The preliminary round of the Bard Conservatory Concerto Competition is held on Sunday, November 18, at 10:00 a.m. in Olin Hall, followed by the final round on Monday, November 19, at 7:00 p.m. in the Sosnoff Theater of the Fisher Center.
The Conservatory Chamber Orchestra, conducted by Melvin Chen, performs on Sunday, December 16, at 3:00 p.m. in the Sosnoff Theater of the Fisher Center.
Chamber concerts are presented in Olin Hall on Friday, November 2, at 8:00 p.m.; Sunday, November 11, at 3:00 p.m.; and Saturday, December 1, at 8:00 p.m. Artists and programs to be announced.
Seating is on a first-come, first-seated basis. All programs are subject to change. For further information call the Conservatory at 845-758-7196, e-mail firstname.lastname@example.org, or visit www.bard.edu/conservatory.
About The Bard College Conservatory of Music
Building on its distinguished history in the arts and education, Bard College has launched The Bard College Conservatory of Music, which welcomed its first class in August 2005. This innovative, double-degree program is guided by the principle that musicians should be broadly educated in the liberal arts and sciences to achieve their greatest potential. While training and studying for the bachelor of music degree with world-class musicians and teachers and performing in state-of-the art facilities, such as the new Frank Gehry–designed Richard B. Fisher Center for the Performing Arts, Conservatory students also pursue a bachelor of arts degree at Bard, one of the nation’s leading liberal arts colleges.

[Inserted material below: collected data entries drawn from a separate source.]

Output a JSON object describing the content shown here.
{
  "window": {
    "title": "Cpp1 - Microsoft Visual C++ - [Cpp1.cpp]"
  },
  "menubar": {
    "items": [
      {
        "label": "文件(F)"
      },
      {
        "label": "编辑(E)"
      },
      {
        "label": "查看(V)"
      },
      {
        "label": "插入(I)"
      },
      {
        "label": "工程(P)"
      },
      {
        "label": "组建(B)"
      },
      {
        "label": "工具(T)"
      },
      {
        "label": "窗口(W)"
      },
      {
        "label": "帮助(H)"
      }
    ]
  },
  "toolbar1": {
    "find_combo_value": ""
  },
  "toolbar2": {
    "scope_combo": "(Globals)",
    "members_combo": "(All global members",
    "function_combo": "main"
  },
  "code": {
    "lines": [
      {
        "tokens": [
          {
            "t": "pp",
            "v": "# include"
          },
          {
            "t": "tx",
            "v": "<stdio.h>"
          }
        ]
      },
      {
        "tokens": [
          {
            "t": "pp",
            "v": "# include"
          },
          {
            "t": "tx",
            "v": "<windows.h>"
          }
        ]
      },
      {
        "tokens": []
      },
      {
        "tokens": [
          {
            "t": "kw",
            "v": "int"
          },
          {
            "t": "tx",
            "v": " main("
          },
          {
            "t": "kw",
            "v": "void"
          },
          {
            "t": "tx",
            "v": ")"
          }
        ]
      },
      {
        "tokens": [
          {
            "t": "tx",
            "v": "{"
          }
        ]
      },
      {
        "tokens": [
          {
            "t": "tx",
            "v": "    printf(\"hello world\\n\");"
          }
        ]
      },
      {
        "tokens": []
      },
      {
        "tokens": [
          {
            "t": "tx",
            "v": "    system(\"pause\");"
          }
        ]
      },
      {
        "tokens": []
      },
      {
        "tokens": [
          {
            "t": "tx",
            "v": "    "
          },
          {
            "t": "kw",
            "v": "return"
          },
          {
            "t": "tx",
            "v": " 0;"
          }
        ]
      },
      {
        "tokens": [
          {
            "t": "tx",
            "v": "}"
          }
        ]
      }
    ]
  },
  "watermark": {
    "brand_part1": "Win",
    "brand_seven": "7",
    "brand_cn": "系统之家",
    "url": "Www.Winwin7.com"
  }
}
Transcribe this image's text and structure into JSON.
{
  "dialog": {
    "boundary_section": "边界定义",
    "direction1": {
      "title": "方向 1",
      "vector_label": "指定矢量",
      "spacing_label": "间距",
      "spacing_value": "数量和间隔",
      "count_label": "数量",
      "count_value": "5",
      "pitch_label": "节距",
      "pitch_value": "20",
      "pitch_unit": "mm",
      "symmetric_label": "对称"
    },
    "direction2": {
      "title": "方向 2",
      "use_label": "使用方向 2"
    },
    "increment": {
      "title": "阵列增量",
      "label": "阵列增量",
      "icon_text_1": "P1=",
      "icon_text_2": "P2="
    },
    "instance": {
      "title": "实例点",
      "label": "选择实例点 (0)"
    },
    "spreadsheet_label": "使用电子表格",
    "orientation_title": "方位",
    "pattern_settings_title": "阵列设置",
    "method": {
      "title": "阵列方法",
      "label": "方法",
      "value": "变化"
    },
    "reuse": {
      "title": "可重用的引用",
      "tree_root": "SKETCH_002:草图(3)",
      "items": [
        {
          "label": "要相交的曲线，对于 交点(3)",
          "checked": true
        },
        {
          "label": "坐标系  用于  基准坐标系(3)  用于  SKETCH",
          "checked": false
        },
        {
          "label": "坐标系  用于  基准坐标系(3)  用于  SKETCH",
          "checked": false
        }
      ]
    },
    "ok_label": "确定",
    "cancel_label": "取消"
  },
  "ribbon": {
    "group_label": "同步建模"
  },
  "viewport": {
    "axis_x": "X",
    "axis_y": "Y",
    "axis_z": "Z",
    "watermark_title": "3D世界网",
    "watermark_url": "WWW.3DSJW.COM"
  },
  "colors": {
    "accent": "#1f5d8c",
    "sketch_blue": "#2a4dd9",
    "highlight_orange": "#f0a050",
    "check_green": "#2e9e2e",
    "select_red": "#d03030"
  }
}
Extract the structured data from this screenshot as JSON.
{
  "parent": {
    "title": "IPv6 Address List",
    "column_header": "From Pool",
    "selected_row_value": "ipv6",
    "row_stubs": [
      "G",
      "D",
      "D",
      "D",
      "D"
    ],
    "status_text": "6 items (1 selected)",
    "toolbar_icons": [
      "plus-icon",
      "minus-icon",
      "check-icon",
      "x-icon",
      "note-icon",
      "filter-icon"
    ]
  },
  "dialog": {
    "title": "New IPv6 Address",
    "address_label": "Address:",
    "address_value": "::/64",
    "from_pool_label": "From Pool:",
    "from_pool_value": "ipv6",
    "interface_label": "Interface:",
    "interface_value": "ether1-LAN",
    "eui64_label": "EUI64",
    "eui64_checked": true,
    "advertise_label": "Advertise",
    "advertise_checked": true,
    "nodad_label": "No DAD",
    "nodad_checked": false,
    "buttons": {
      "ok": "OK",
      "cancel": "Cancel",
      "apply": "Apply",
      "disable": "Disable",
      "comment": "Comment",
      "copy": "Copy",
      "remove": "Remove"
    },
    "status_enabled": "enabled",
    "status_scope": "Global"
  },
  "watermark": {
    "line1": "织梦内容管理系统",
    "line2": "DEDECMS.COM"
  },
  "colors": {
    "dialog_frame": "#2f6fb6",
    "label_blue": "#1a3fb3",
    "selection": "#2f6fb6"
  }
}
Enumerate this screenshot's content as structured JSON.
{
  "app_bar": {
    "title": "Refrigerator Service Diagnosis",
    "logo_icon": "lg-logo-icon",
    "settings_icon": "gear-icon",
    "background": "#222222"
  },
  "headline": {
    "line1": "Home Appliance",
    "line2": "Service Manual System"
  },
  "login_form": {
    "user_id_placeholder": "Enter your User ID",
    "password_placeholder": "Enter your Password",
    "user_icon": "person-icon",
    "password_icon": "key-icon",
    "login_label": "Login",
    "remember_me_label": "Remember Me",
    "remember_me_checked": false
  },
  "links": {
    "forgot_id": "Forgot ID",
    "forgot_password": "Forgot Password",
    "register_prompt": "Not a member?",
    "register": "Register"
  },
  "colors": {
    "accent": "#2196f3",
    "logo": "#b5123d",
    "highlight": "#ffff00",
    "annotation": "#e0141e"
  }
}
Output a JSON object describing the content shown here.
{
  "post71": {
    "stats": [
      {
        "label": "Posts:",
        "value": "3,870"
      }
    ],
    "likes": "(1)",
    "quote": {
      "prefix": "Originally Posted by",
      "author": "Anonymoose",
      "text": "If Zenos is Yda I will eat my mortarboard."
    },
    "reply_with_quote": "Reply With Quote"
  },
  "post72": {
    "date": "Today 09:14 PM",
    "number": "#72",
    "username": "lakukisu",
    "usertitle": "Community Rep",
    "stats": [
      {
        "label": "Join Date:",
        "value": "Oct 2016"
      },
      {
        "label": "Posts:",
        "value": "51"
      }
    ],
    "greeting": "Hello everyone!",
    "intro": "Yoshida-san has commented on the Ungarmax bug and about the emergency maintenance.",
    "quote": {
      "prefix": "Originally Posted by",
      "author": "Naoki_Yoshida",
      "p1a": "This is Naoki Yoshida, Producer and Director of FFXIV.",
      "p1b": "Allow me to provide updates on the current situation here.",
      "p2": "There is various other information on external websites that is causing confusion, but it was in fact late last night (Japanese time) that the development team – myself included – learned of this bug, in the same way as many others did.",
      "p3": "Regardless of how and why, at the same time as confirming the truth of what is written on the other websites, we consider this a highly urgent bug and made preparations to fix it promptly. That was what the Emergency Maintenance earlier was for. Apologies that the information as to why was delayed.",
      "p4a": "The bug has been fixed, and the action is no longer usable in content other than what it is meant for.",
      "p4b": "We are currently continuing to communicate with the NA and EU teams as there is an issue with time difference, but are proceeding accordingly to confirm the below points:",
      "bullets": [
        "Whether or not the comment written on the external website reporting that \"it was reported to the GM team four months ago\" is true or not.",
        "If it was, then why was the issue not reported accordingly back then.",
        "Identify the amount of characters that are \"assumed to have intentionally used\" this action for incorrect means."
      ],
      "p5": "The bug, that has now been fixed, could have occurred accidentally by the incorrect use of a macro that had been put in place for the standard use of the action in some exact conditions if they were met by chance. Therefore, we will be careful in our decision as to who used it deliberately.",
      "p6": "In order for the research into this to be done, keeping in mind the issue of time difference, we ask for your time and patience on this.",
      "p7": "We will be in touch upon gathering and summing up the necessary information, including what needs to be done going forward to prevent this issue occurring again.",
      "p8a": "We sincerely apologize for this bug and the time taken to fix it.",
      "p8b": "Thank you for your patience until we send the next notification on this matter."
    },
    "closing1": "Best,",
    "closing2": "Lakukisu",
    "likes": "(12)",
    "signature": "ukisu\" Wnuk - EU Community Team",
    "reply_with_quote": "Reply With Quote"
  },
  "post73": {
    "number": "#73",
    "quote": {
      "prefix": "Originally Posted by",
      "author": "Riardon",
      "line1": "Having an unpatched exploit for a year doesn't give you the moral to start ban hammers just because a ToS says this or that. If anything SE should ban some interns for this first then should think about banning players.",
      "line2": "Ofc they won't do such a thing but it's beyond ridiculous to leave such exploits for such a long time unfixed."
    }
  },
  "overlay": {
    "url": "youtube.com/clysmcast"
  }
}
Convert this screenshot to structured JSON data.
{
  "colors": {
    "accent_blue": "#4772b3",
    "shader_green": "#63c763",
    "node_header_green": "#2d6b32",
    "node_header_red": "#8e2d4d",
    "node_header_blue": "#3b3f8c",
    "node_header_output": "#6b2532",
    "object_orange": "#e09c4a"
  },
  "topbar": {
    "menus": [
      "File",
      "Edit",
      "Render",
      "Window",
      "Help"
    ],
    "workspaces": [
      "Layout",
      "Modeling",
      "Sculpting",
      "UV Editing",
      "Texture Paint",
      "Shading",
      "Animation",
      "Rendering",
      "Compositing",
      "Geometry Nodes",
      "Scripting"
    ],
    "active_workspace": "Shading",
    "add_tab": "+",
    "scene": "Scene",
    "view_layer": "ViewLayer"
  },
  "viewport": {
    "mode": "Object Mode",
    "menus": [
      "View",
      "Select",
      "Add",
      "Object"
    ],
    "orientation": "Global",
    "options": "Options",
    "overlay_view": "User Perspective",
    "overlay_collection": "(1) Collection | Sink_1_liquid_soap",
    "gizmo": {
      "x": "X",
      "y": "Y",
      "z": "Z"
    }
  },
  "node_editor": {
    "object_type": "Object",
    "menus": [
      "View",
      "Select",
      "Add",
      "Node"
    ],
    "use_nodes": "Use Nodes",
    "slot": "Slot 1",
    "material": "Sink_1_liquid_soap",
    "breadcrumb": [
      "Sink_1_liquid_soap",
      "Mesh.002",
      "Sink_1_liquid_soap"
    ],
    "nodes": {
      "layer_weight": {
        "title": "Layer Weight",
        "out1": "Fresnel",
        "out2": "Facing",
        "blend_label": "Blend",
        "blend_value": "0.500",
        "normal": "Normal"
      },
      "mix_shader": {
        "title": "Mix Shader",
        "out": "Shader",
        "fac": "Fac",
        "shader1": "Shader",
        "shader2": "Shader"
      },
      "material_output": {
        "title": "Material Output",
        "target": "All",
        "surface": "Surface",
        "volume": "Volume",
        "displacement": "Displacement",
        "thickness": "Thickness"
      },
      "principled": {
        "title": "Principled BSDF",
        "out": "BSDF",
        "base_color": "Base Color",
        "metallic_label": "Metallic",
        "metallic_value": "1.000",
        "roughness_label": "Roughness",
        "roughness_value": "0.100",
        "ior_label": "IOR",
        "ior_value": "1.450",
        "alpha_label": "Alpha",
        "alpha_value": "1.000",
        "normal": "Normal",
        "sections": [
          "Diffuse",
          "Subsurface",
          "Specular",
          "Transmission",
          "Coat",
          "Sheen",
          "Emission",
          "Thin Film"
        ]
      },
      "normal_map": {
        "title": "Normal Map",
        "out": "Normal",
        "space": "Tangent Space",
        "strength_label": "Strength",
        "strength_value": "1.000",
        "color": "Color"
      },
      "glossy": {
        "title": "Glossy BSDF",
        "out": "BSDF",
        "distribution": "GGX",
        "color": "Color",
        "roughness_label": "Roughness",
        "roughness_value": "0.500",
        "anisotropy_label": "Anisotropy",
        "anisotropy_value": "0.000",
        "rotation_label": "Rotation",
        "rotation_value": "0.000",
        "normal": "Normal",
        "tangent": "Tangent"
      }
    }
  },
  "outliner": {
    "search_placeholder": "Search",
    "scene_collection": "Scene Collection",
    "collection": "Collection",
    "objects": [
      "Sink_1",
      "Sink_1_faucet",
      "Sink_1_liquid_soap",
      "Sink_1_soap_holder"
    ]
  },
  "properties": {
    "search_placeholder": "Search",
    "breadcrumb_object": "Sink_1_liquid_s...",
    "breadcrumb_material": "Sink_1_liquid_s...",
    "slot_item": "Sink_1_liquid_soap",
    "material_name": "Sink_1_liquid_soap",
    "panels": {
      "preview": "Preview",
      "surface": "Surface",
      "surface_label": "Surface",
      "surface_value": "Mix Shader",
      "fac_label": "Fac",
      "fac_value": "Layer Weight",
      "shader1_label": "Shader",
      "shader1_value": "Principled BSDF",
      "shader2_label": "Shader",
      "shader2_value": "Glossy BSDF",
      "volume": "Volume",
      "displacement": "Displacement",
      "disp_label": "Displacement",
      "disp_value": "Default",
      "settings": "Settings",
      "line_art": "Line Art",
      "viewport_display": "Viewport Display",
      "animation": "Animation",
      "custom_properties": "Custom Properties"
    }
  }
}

Conservatory faculty include violinists Eugene Drucker, Yi-Wen Jiang, Ida Kavafian, Soovin Kim, Weigang Li, Laurie Smukler, and Arnold Steinhardt, and violin master classes with Ani Kavafian; violists Steven Tenenbom, Michael Tree, and Ira Weller; cellists Sophie Shao and Peter Wiley; double bassist Marji Danilow; pianists Melvin Chen, Jeremy Denk, Peter Serkin, and piano master classes with Richard Goode; oboists Laura Ahlbeck and Richard Dallessio; flutists Tara Helen O’Connor and flute master classes with Nadine Asin; clarinetists Laura Flax and David Krakauer; bassoonist Marc Goldberg; horn players Julie Landsman and Jeffrey Lang; trombonist John Rojak; trumpeter Mark Gould; and tuba player Alan Baer. The Conservatory Composition Program is directed by Joan Tower and George Tsontakis. The Colorado Quartet and Da Capo Chamber Players are in residence. Members and principals of the American Symphony Orchestra are also available for instruction, coaching, and leading of sectional rehearsals of the Conservatory Orchestra. In addition, the resources and faculty of the Bard College Music Program are available to students of the conservatory.
The Conservatory also includes the Graduate Program in Vocal Arts, directed by Dawn Upshaw, and The Conductors Institute and its graduate program in conducting, directed by Harold Farberman.